In a sense, youth and young adults are constantly being mentored whether they like it or not. Forces outside their control are constantly barraging them with value-laden messages, images of the “good life,” and an infinite number of possible ways of being in the world.
Like mentors these cultural messages and experiences accompany them through the ups and downs of their lives, provide a sounding board against which they test their own values and behaviors, and both validate and admonish them for their choices. This cultural mentoring often happens without their even being conscious of it.
We might think then that our role as mentors is to simply provide a cultural alternative, one where young people test their values and behaviors against the images and stories of the Christian tradition.
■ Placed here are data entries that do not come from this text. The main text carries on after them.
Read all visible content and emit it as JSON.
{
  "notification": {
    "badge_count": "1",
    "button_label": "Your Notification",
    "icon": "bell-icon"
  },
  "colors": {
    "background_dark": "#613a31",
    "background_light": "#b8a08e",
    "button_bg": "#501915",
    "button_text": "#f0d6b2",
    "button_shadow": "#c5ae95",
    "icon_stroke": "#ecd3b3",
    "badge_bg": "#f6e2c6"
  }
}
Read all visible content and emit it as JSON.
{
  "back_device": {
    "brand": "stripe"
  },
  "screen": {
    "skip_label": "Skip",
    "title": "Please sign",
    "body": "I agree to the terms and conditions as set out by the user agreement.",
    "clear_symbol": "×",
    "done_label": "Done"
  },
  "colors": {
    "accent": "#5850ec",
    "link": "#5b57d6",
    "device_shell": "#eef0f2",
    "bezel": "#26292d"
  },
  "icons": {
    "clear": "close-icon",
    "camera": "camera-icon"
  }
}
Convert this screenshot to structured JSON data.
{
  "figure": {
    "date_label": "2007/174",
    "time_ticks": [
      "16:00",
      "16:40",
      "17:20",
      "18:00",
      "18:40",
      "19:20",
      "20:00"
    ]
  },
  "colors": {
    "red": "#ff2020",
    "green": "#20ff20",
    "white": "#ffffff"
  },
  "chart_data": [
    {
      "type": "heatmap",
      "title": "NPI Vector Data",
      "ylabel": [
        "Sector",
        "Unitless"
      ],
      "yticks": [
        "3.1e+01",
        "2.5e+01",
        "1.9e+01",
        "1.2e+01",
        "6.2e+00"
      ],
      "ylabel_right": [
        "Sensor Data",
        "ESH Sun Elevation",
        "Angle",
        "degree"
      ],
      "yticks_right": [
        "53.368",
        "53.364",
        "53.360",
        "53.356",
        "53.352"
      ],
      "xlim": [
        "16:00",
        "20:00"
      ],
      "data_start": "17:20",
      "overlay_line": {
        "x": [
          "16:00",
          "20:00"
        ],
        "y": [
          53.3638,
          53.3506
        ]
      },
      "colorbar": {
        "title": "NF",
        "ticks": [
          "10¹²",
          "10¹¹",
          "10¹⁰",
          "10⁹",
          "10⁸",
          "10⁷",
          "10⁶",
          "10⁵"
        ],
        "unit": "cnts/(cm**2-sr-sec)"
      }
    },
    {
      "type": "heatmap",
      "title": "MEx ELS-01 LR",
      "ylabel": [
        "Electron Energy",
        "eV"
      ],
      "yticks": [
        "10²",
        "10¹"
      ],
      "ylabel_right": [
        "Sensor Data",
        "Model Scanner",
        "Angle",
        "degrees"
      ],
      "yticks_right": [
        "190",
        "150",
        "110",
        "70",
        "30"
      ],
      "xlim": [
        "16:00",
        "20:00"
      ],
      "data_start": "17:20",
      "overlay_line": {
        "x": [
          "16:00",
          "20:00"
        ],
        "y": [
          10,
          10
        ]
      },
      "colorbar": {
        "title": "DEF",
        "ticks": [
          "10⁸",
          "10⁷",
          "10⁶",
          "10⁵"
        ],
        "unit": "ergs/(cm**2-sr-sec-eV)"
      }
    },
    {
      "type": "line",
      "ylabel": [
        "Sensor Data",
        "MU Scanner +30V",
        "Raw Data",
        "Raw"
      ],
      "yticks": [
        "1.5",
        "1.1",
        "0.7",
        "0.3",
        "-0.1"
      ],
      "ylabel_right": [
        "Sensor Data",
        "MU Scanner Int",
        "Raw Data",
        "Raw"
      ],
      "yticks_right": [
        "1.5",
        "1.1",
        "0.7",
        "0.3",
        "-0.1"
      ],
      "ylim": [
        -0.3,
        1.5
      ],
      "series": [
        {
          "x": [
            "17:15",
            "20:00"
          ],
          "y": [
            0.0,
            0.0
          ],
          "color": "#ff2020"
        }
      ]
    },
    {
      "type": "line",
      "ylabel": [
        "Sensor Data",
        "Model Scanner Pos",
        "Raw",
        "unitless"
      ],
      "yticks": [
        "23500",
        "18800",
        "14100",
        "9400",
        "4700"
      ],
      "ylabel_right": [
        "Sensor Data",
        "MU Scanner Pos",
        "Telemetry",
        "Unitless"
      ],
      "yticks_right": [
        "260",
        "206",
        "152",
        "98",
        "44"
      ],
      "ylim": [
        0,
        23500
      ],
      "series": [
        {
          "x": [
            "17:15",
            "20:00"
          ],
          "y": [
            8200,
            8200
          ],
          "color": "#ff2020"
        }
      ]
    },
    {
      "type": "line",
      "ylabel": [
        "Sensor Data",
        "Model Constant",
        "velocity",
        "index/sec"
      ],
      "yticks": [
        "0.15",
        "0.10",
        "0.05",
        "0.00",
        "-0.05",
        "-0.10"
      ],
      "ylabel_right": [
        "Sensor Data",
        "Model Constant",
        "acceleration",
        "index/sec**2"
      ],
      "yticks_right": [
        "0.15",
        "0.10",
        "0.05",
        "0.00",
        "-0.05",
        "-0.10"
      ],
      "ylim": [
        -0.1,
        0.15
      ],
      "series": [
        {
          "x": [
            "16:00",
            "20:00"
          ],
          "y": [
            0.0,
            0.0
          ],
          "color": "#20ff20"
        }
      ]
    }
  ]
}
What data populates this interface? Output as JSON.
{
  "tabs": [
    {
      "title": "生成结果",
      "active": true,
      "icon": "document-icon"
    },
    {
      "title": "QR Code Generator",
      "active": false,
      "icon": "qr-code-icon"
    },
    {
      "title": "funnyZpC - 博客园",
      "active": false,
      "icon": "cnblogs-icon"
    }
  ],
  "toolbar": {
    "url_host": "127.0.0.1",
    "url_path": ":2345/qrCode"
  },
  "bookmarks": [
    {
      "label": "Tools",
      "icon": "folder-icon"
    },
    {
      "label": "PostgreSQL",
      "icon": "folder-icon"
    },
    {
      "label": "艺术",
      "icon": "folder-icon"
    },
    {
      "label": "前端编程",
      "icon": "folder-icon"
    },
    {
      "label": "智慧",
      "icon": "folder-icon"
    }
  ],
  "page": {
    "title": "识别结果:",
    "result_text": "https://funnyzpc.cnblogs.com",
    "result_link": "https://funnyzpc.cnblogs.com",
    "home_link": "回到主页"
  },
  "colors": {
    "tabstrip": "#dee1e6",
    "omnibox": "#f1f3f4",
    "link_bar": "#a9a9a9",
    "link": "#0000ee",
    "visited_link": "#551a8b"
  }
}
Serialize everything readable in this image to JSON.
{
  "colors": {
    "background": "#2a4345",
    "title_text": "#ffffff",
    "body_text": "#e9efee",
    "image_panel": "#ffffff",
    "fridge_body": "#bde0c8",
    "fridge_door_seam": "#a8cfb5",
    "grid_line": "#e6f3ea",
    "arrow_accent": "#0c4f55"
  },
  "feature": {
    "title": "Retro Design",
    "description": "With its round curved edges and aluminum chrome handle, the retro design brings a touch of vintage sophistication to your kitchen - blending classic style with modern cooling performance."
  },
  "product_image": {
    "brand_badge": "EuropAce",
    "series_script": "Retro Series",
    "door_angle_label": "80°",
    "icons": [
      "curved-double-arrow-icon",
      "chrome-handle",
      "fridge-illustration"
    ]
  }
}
While this is part of what providing a mentoring culture might mean, it is not the whole of it.
As Christians we follow “the way.” We are people of intentionality and of process. Part of our work must be to call attention to the very fact that the cultural influences are present and the choices being made, to call the process of cultural mentoring out into the open. In order to do this we as communities of faith are called live in a way that invites those we seek to mentor to live with intentionality, to practice their agency with greater discernment.
This type of mentoring may be as simple as calling attention to the text of a hymn that presents an image of God that resonates with you, or of explaining why in your parish you choose to do Eucharistic Prayer A instead of D, and making space for the young person to voice their opinion. They may not agree, but you will have empowered them to figure out what they believe with greater intentionality, to have called their conscious attention to the bigger questions of faith and values.
How would creating this type of mentoring community change how we invite young people into our churches? How might it affect the importance we place on the catechism and on the various elements of the liturgy? And perhaps most importantly, how might preparing to be this kind of mentor provide an opportunity for deepening our own faith lives?